Remember that each document (song) was modeled as a mixture of topics. How did that turn out?

song_topics %>%
  mutate(
    song_name = fct_reorder(document, gamma),
    topic = factor(topic)
  ) %>%
  ggplot(aes(gamma, topic, fill = topic)) +
  geom_col(show.legend = FALSE) +
  facet_wrap(vars(song_name), ncol = 4) +
  scale_x_continuous(expand = c(0, 0)) +
  labs(x = expression(gamma), y = "Topic")

The songs near the top of this plot are mostly one topic, while the songs near the bottom are more a mix.

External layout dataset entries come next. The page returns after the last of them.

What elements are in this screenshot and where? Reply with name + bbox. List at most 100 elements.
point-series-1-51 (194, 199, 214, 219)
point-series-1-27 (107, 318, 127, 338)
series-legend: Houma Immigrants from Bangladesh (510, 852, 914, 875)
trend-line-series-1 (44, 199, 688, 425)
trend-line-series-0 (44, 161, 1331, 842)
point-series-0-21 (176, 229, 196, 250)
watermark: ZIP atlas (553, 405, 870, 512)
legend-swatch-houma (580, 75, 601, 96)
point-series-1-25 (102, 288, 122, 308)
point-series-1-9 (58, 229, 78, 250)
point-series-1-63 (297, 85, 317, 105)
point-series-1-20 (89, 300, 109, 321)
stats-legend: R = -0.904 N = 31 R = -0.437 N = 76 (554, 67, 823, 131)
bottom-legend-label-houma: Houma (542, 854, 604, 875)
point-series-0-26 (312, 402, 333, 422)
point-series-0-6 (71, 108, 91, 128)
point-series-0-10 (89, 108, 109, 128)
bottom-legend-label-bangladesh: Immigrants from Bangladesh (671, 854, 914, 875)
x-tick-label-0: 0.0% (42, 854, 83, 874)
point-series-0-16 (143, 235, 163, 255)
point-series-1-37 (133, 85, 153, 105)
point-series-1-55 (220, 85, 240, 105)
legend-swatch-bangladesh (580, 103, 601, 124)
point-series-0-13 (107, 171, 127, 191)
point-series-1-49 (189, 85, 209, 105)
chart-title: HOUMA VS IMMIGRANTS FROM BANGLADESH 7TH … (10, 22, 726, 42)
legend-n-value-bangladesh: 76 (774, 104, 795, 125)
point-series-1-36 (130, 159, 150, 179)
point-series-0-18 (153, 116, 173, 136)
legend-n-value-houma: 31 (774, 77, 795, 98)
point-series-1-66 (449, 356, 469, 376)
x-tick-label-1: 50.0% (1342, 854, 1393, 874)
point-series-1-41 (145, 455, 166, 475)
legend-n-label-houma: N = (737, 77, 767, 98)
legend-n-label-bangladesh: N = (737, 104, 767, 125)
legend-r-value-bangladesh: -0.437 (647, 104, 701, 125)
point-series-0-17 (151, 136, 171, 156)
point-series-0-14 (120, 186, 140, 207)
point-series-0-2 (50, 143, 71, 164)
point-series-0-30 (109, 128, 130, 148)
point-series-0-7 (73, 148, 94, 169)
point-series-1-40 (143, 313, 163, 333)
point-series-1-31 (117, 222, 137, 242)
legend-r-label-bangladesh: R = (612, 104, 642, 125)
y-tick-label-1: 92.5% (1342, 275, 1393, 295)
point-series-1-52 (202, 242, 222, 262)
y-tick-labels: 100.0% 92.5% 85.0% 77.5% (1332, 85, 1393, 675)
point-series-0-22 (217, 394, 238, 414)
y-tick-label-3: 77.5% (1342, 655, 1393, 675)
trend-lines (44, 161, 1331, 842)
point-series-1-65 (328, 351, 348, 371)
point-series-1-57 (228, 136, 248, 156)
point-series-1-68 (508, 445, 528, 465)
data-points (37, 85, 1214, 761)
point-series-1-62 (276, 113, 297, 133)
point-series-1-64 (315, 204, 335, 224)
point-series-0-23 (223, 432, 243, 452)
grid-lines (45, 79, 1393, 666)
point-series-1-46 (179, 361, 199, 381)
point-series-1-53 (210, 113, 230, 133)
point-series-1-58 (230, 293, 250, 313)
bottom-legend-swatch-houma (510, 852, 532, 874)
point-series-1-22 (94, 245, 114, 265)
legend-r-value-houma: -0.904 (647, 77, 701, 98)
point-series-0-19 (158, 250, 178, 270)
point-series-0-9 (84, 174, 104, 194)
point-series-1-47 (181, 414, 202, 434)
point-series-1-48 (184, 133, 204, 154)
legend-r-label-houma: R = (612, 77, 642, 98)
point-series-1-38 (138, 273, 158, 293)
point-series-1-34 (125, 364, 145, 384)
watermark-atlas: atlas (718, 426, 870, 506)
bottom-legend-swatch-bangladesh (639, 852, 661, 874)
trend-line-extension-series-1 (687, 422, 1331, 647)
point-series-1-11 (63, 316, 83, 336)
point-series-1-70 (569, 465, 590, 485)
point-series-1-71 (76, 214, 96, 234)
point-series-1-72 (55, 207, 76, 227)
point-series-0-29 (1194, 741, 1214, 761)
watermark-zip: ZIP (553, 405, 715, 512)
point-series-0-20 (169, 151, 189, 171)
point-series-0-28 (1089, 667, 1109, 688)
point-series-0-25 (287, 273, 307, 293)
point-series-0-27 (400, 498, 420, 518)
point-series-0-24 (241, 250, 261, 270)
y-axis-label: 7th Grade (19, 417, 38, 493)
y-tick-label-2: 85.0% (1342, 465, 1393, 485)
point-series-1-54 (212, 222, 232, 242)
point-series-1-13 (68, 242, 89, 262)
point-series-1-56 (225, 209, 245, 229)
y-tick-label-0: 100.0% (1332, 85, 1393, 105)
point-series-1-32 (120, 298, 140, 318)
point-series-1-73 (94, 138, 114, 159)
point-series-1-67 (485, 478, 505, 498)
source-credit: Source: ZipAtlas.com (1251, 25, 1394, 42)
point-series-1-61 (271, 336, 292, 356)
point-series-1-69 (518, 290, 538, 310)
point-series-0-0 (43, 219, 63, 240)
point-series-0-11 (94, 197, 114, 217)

There is a TON more you can do with topic models. For example, we can take the trained topic model and, using some supplementary metadata on our documents, estimate regressions for the proportion of each document about a topic with the metadata as the predictors. For example, let’s estimate regressions for our four topics with the album name as the predictor. This asks the question, “Do the topics in Spice Girls songs change across albums?”

effects <-
  estimateEffect(
    1:4 ~ album_name,
    topic_model,
    tidy_lyrics %>% distinct(song_name, album_name) %>% arrange(song_name)
  )

Again, to get a quick view of the results, we can use summary(), but to dive deeper, we will want to use tidy().

summary(effects)


## 
## Call:
## estimateEffect(formula = 1:4 ~ album_name, stmobj = topic_model, 
## metadata = tidy_lyrics %>% distinct(song_name, album_name) %>% 
## arrange(song_name))
## 
## 
## Topic 1:
## 
## Coefficients:
## Estimate Std. Error t value Pr(>|t|)
## (Intercept) 0.1787 0.1312 1.362 0.184
## album_nameSpice 0.1199 0.1892 0.634 0.531
## album_nameSpiceworld 0.1139 0.1862 0.612 0.546
## 
## 
## Topic 2:
## 
## Coefficients:
## Estimate Std. Error t value Pr(>|t|)
## (Intercept) 0.1444 0.1325 1.090 0.285
## album_nameSpice 0.1357 0.1879 0.722 0.476
## album_nameSpiceworld 0.1486 0.1846 0.805 0.427
## 
## 
## Topic 3:
## 
## Coefficients:
## Estimate Std. Error t value Pr(>|t|)  
## (Intercept) 0.27150 0.12085 2.247 0.0327 *
## album_nameSpice 0.01954 0.16752 0.117 0.9080  
## album_nameSpiceworld -0.25776 0.16700 -1.543 0.1339  
## ---
## Signif. codes: 0 ' ***' 0.001 '**' 0.01 '*' 0.05 '.' 0.1 ' ' 1
## 
## 
## Topic 4:
## 
## Coefficients:
## Estimate Std. Error t value Pr(>|t|)   
## (Intercept) 0.405559 0.140820 2.880 0.00754 **
## album_nameSpice -0.273207 0.202200 -1.351 0.18746   
## album_nameSpiceworld -0.007134 0.194246 -0.037 0.97096   
## ---
## Signif. codes: 0 ' ***' 0.001 '**' 0.01 '*' 0.05 '.' 0.1 ' ' 1


tidy(effects)


## # A tibble: 12 × 6
## topic term estimate std.error statistic p.value
## <int> <chr> <dbl> <dbl> <dbl> <dbl>
## 1 1 (Intercept) 0.177 0.132 1.34 0.190  
## 2 1 album_nameSpice 0.120 0.189 0.633 0.532  
## 3 1 album_nameSpiceworld 0.115 0.188 0.608 0.548  
## 4 2 (Intercept) 0.145 0.133 1.09 0.283  
## 5 2 album_nameSpice 0.135 0.187 0.722 0.476  
## 6 2 album_nameSpiceworld 0.150 0.185 0.813 0.423  
## 7 3 (Intercept) 0.272 0.120 2.26 0.0316 
## 8 3 album_nameSpice 0.0167 0.167 0.100 0.921  
## 9 3 album_nameSpiceworld -0.259 0.166 -1.57 0.129  
## 10 4 (Intercept) 0.404 0.140 2.89 0.00739
## 11 4 album_nameSpice -0.273 0.196 -1.39 0.175  
## 12 4 album_nameSpiceworld -0.00502 0.193 -0.0260 0.979

Looks like there is no statistical evidence of change in the lyrical content of the Spice Girls songs across these three albums!